Она смотрела на него, изумленная и счастливая. Ее тревога исчезла: это его она ждала! Он молод!
— Я раз уже видел тебя такой, — прошептал он, широко раскрыв глаза: он вспомнил Венеру, белую, как лепесток, выросшую из зеленой чащи, созданную солнцем и древесными ветвями, — Венеру, на которую он, Нино, смотрел из саргофага, за каменной маской, ликуя и рыдая. Так она еще раз явилась ему совершенно так, как тогда? И теперь он был взрослым, его грудь расширилась, мускулы окрепли. Он чувствовал себя прекрасным и сильным, чувствовал, что она принадлежит ему!
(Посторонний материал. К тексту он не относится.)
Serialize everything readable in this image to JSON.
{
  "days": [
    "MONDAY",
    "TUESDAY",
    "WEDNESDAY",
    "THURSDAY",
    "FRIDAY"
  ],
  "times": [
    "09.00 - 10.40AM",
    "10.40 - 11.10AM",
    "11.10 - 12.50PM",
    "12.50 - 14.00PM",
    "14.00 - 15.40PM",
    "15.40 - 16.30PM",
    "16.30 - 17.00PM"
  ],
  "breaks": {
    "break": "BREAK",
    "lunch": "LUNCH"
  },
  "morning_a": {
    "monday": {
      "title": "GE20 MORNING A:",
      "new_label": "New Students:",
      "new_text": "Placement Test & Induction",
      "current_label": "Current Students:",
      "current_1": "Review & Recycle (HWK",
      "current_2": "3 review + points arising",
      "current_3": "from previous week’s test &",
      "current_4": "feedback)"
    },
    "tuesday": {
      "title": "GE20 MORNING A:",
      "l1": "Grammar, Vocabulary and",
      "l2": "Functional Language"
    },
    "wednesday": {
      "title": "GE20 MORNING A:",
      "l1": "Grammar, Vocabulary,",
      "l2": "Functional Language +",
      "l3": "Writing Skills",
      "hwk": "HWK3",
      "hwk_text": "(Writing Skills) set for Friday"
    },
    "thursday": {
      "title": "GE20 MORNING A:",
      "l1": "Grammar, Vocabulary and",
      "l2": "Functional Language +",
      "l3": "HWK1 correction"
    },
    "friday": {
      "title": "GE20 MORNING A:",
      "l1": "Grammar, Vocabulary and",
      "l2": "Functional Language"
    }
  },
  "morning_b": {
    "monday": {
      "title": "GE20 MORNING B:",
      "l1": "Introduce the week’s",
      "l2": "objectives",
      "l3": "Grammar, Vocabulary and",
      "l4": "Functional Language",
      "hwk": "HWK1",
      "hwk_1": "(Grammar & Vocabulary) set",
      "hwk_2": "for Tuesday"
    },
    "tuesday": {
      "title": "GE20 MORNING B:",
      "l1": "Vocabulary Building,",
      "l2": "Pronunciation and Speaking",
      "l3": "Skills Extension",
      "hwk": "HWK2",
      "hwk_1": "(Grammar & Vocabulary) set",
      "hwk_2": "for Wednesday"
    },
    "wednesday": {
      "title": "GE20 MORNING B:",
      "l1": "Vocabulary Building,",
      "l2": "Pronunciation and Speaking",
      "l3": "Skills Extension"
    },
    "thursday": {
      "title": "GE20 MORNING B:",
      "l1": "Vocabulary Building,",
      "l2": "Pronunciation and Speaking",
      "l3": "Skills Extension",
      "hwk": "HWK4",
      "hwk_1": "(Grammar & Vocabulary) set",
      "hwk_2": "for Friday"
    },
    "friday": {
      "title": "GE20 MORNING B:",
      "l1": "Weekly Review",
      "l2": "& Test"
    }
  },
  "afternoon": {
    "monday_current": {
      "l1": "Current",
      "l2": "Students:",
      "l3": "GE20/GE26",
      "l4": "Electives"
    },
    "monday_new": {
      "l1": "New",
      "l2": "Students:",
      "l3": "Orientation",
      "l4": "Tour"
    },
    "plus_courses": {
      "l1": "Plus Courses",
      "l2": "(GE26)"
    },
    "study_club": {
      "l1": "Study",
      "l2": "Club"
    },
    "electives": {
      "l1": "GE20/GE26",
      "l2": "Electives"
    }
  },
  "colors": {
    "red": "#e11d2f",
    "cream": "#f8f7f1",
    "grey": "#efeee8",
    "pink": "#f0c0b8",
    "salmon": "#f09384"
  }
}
— Идем! — повторил он, набрасывая на нее свой плащ.
Она выскользнула из светового круга, сразу потемнев и из богини превратившись в женщину.
— Это хорошо, что ты здесь! Что теперь скажет весь театр!
Они рассмеялись и рука в руку побежали по боковым дорожкам вниз с горы, к морю. Он осмотрелся.
— Вот там моя лодка.
Он перенес ее по камням, в горячем мраке, волновавшемся и дрожавшем от благоуханий.
— Наконец! Я уж почти не ждал этого! Еще месяц тому назад я совсем не думал о тебе, потому что не хотел, почти совсем не думал. Потом вдруг, однажды ночью, сердце у меня заколотилось, как часто раньше, и мне сразу стало ясно, что я увижу тебя. Ведь ты обещала мне это.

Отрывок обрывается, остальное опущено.